Pathophysiology of septic chest

    The American Thoracic Society divides pleural cavity infection into three phases based on the natural progression of septic chest: (i) exudative phase; (ii) fibrinous and purulent phase; and (iii) mechanized phase. These substages cannot be clearly distinguished, but the difference between the stages can be seen based on serial samples. stage I or the exudative stage, the pleural fluid is a thin exudate with a white blood cell count <1000/mm3, LDH below 500 IU, pH >7.30, and sugar >60 mg/dl. This stage is also known as simple peripulmonary effusion and is usually treated with antimicrobial agents. stage II or the fibrinous and purulent stage, characterized by infectious This stage is also known as complicated peri-pulmonary effusion, in which the pleural fluid becomes cloudy and bacteria and cellular debris may be detected, with sugar levels usually <40 mg/dl, LDH >1000 IU, WBC >5000/mm3, and pH <7.10. This stage is also known as complicated peri-pulmonary effusion, in which fibrin settles on the pleural surface and, as the disease progresses, fibrinopurulent septa separate the pleural cavity into two or more interstitial spaces, which means that a refractory peri-pulmonary effusion develops. As the effusion thickens, gel-like masses adhere to the pleural surface, limiting lung expansion, and without pleural cavity drainage, the bacterial content increases and the pleural fluid becomes purulent and becomes a true septic chest. In this stage, it is very difficult to remove the pleural fluid and stop the spread of infection by non-surgical means.
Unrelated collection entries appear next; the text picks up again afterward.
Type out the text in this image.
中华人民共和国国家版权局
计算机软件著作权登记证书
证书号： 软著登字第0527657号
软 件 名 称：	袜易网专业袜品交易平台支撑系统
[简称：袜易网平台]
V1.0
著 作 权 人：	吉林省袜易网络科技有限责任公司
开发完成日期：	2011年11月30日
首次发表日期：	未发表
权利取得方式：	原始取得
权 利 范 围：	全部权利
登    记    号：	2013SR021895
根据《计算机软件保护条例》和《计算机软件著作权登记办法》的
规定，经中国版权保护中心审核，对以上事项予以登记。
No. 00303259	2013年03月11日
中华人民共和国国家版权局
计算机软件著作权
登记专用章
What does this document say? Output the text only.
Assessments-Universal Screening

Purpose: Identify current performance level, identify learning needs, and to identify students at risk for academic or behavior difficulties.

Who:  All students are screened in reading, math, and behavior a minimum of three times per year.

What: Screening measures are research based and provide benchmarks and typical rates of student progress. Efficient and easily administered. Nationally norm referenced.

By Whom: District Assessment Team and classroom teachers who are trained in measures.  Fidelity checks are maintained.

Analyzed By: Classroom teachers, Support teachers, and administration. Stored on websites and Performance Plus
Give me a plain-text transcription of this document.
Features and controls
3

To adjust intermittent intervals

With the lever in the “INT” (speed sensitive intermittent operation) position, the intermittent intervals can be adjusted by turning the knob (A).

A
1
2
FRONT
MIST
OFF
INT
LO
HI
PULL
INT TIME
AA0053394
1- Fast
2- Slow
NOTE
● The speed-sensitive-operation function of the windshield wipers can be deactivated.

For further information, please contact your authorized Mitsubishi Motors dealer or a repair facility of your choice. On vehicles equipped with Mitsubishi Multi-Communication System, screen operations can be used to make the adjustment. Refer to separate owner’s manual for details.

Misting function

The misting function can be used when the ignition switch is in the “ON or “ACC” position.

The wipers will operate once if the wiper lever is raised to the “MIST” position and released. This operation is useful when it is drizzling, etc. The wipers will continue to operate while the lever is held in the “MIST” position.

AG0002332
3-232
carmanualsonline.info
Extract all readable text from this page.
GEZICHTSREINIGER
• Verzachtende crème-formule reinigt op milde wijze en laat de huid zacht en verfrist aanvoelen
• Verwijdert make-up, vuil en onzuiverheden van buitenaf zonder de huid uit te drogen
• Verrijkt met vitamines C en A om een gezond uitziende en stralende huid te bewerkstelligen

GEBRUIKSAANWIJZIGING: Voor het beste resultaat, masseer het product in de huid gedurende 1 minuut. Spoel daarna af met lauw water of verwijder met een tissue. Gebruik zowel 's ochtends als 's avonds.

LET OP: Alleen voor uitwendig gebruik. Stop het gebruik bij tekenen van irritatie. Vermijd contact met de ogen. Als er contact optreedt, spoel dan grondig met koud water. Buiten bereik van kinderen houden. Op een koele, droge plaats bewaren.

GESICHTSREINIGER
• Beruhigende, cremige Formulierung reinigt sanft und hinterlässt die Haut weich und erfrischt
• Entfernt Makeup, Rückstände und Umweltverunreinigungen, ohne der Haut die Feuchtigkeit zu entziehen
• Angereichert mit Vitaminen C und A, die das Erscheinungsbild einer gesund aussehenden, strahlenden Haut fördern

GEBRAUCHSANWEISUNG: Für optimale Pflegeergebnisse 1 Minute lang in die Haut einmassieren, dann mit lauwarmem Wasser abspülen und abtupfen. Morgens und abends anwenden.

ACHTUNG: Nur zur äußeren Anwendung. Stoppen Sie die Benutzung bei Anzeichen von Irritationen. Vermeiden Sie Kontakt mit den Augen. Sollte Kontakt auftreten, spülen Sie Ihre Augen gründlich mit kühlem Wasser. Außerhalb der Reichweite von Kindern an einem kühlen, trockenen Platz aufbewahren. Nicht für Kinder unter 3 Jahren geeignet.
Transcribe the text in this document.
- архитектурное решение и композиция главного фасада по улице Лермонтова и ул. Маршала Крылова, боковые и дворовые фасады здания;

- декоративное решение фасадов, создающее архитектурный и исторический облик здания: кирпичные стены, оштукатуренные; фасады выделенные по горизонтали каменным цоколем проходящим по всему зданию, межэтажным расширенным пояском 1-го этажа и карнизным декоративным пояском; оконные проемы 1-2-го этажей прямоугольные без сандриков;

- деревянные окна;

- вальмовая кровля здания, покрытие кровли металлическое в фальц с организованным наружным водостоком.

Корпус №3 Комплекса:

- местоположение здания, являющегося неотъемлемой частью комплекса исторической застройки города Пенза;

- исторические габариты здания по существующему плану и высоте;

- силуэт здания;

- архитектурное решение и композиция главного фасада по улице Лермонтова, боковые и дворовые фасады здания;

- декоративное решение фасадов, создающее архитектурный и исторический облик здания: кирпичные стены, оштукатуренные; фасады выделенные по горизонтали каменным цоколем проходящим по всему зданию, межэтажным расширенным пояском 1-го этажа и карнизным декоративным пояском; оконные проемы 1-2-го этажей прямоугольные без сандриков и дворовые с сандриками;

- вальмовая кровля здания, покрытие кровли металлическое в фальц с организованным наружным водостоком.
Pleural fluid with marginal sugar, pH and LDH does not necessarily require immediate drainage, but after 12 to 24 hours of treatment, repeat pleurodesis is indicated for pleural cavity drainage if pathogenic bacteria are found or if biochemical parameters show deterioration. stage III, chronic or mechanized, fibroblasts implant in the pleural cavity, producing inelastic fibrous membranes (or fibrous plates), which encircle the lungs and affect lung function . Treatment with chest tube drainage alone is not sufficient in this stage and additional treatment is required to eliminate the pleural cavity infection. Wang Cheng, Department of Thoracic Surgery, Shandong Provincial Chest Hospital
    Tuberculous abscess chest may have cheese like material to calcification. Due to the accumulation of pus in the pleural cavity, the lung is restricted by the mechanized fibrous scar wrapping, which affects the respiratory movement of the lung. The diaphragm is also immobilized by the thickened fibrous plates. The mediastinum is displaced to the affected side by the scar pull, the chest wall is invaginated, the ribs are clustered, the rib space is narrowed, and the spine is scoliosis. Due to long-term chronic hypoxia, pestle-like fingers (toes) may occur. In patients with chronic abscess chest, due to long-term infection poisoning, amyloidosis may occur in liver, kidney, spleen and other organs, and clinically liver and spleen enlargement and dysfunction may occur. Some chronic abscess chests, directly penetrate the pleura, through the intercostal space, forming dumbbell-shaped abscesses, called external penetrating abscess chest.